Nach einer Affäre um das Marineschulschiff „Gorch Fock“ hat der Wehrbeauftragte des Bundestags, Hellmut Königshaus, neue Sicherheitsanforderungen für die Kadetten-Ausbildung verlangt. Zugleich kritisierte er am Donnerstag in Kiel einen Untersuchungsbericht der Marine zu angeblichen Missständen an Bord des Dreimasters und beklagte Widersprüche. Auf die Frage, ob er glücklich mit dem Bericht sei, sagte er „Nein.“ Königshaus hatte Anfang des Jahres dem Verteidigungsausschuss in Berlin von Vorwürfen der Drangsalierung berichtet. Eine Untersuchungskommission kam aber zu dem Schluss, dass diese zu einem großen Teil nicht zutreffen.

Mehrere Offiziersanwärter hatten sich an Königshaus gewandt, nachdem eine junge Kadettin aus der Takelage gestürzt und ums Leben gekommen war. Sie klagten über übermäßigen Druck, auch von sexueller Nötigung war die Rede. „Alles was uns geschildert wurde, haben die Petenten auch der Marine so geschildert“, sagte der Wehrbeauftragte. Er bemängelte, dass die Zusammenfassung des Berichts nicht vom Bericht selbst gedeckt sei, wollte aber keine Einzelheiten nennen.

Das Verteidigungsministerium hatte die Arbeit der Untersuchungskommission zunächst nicht bewertet, sondern will auf den Abschluss eines Havarieverfahrens, staatsanwaltschaftliche Ermittlungen zu dem Unfall und der Arbeit einer zweiten Ausbildungskommission der Marine warten.

„Ich habe den dringenden Wunsch, dass die Marine die Sicherheitsanforderungen überprüft“, sagte Königshaus außerdem.
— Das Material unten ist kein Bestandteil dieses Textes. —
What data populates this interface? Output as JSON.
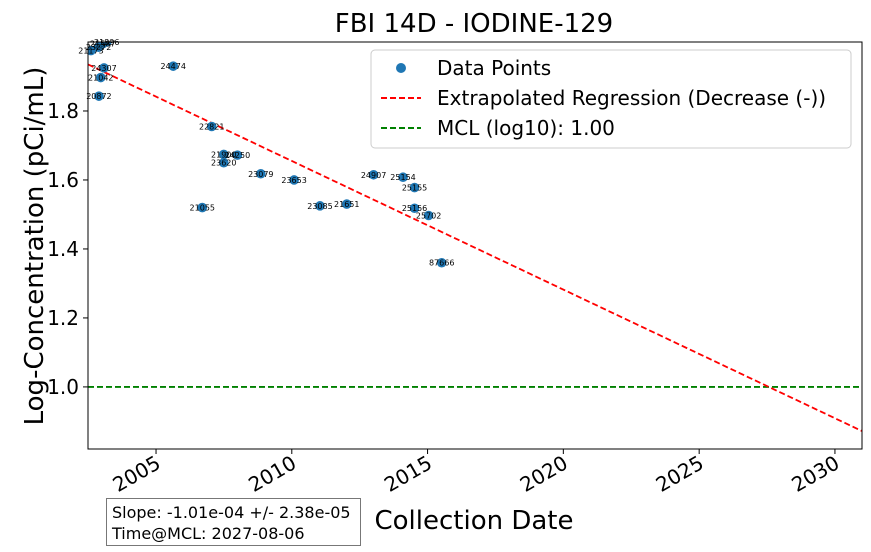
{
  "chart_data": {
    "type": "scatter",
    "title": "FBI 14D - IODINE-129",
    "xlabel": "Collection Date",
    "ylabel": "Log-Concentration (pCi/mL)",
    "xlim": [
      "2002-07-01",
      "2030-12-31"
    ],
    "ylim": [
      0.82,
      2.0
    ],
    "x_ticks": [
      "2005",
      "2010",
      "2015",
      "2020",
      "2025",
      "2030"
    ],
    "y_ticks": [
      "1.0",
      "1.2",
      "1.4",
      "1.6",
      "1.8"
    ],
    "grid": false,
    "legend_position": "top-right",
    "series": [
      {
        "name": "Data Points",
        "kind": "scatter",
        "color": "#1f77b4",
        "points": [
          {
            "x": "2002-08-10",
            "y": 1.975,
            "label": "21173"
          },
          {
            "x": "2002-11-20",
            "y": 1.985,
            "label": "23272"
          },
          {
            "x": "2003-01-15",
            "y": 1.995,
            "label": "21587"
          },
          {
            "x": "2003-03-10",
            "y": 2.0,
            "label": "21896"
          },
          {
            "x": "2003-02-01",
            "y": 1.925,
            "label": "24307"
          },
          {
            "x": "2002-12-20",
            "y": 1.897,
            "label": "21042"
          },
          {
            "x": "2002-11-25",
            "y": 1.843,
            "label": "20872"
          },
          {
            "x": "2005-08-20",
            "y": 1.93,
            "label": "24474"
          },
          {
            "x": "2006-09-15",
            "y": 1.52,
            "label": "21055"
          },
          {
            "x": "2007-01-20",
            "y": 1.755,
            "label": "22821"
          },
          {
            "x": "2007-07-01",
            "y": 1.674,
            "label": "21900"
          },
          {
            "x": "2008-01-01",
            "y": 1.672,
            "label": "24250"
          },
          {
            "x": "2007-07-01",
            "y": 1.65,
            "label": "23620"
          },
          {
            "x": "2008-11-10",
            "y": 1.618,
            "label": "23079"
          },
          {
            "x": "2010-02-01",
            "y": 1.6,
            "label": "23653"
          },
          {
            "x": "2011-01-15",
            "y": 1.525,
            "label": "23085"
          },
          {
            "x": "2012-01-10",
            "y": 1.53,
            "label": "21651"
          },
          {
            "x": "2013-01-05",
            "y": 1.615,
            "label": "24907"
          },
          {
            "x": "2014-02-05",
            "y": 1.608,
            "label": "25154"
          },
          {
            "x": "2014-07-10",
            "y": 1.578,
            "label": "25155"
          },
          {
            "x": "2014-07-10",
            "y": 1.518,
            "label": "25156"
          },
          {
            "x": "2015-01-15",
            "y": 1.497,
            "label": "25702"
          },
          {
            "x": "2015-07-10",
            "y": 1.36,
            "label": "87666"
          }
        ]
      },
      {
        "name": "Extrapolated Regression (Decrease (-))",
        "kind": "line",
        "style": "dashed",
        "color": "#ff0000",
        "points": [
          {
            "x": "2002-07-01",
            "y": 1.935
          },
          {
            "x": "2030-12-31",
            "y": 0.872
          }
        ]
      },
      {
        "name": "MCL (log10): 1.00",
        "kind": "hline",
        "style": "dashed",
        "color": "#008000",
        "y": 1.0
      }
    ],
    "annotations": {
      "slope_text": "Slope: -1.01e-04 +/- 2.38e-05",
      "time_at_mcl_text": "Time@MCL: 2027-08-06"
    }
  }
}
Wie ließe sich etwa sicherstellen, dass diejenigen, die in die Takelage klettern, auch körperlich dafür geeignet seien? So würden bei der italienischen Marine seit Jahren Übungsmasten mit Fangnetzen eingesetzt. Tödliche Unfälle wie auf der „Gorch Fock“ habe es dort noch nie gegeben. Fraglich sei auch, warum Schutzwesten nicht mit Geräten ausgestattet seien, die beim Sturz ins Salzwasser ein Alarmsignal gäben.